Lurie, whose career has become a careen (unreleased or under-released failures) since “The Contender,” has cleverly re-set the tale, that of a mild-mannered bookish and emasculated city dweller (Dustin Hoffman in the original, James Marsden here) challenged, bullied and battered by brutish, primitive locals from England to Mississippi. …
Lurie’s resetting of the movie may seem dated to a real Southerner. But you don’t have to dig into ancient history to find the redneck thuggery suggested here. Where the original film was a commentary on the endangered state of manhood in the late 20th century, Lurie seems to be making points about the ineffectual ways reasonable people face belligerent ignorance. It’s intellectual liberals vs. Tea Party hicks with guns. Get it?

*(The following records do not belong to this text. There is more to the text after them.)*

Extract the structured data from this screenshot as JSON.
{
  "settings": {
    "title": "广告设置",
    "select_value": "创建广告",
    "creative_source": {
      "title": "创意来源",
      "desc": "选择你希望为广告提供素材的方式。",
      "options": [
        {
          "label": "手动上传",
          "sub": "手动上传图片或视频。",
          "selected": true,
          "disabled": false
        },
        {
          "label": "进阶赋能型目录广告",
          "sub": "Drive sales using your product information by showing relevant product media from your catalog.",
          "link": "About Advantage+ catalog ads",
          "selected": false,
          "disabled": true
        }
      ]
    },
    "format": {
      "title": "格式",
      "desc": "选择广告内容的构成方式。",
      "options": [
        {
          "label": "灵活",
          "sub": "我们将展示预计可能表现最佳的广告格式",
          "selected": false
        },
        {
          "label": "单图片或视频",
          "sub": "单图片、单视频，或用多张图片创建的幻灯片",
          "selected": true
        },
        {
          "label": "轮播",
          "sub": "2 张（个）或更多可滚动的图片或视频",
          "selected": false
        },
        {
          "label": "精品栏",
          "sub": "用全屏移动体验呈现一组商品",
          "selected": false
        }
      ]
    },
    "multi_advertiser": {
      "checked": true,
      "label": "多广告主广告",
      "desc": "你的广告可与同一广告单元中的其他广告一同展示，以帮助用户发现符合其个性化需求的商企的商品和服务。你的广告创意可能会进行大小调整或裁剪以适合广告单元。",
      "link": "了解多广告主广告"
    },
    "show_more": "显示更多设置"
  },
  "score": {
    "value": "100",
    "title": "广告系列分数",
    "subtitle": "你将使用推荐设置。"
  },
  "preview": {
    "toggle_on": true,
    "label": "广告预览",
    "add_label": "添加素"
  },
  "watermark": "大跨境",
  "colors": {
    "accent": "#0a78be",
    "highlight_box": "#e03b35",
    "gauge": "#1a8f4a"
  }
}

One “improvement” stands out. Sam Peckinpah rather famously forgot to leave out the Chinese proverb that gave the original film its title. Lurie has David explain it in a moment that feels like a class recitation. It comes right after the nightly chess lesson he gives his young/naive wife.
It’s not a terrible film, but “Straw Dogs,” this time around, does push the wrong sorts of buttons. It veers from its social commentary into the trite and bloody, with a finale that is unimaginative and rote. Lurie, desperate to make something people will see, has bloodied his hands and sullied his motives to make a movie that is as ugly as it is out of date.
Our thanks to Mr. Moore for the sucker-punch heads up.
Instead of wasting your money to get insulted by a lazy, bigoted director — Netflix the original. Amazing film. Epic stuff in the departments of gut-wrenching and that existential thematic drive we saw so much of (and successfully) in the early ’70s.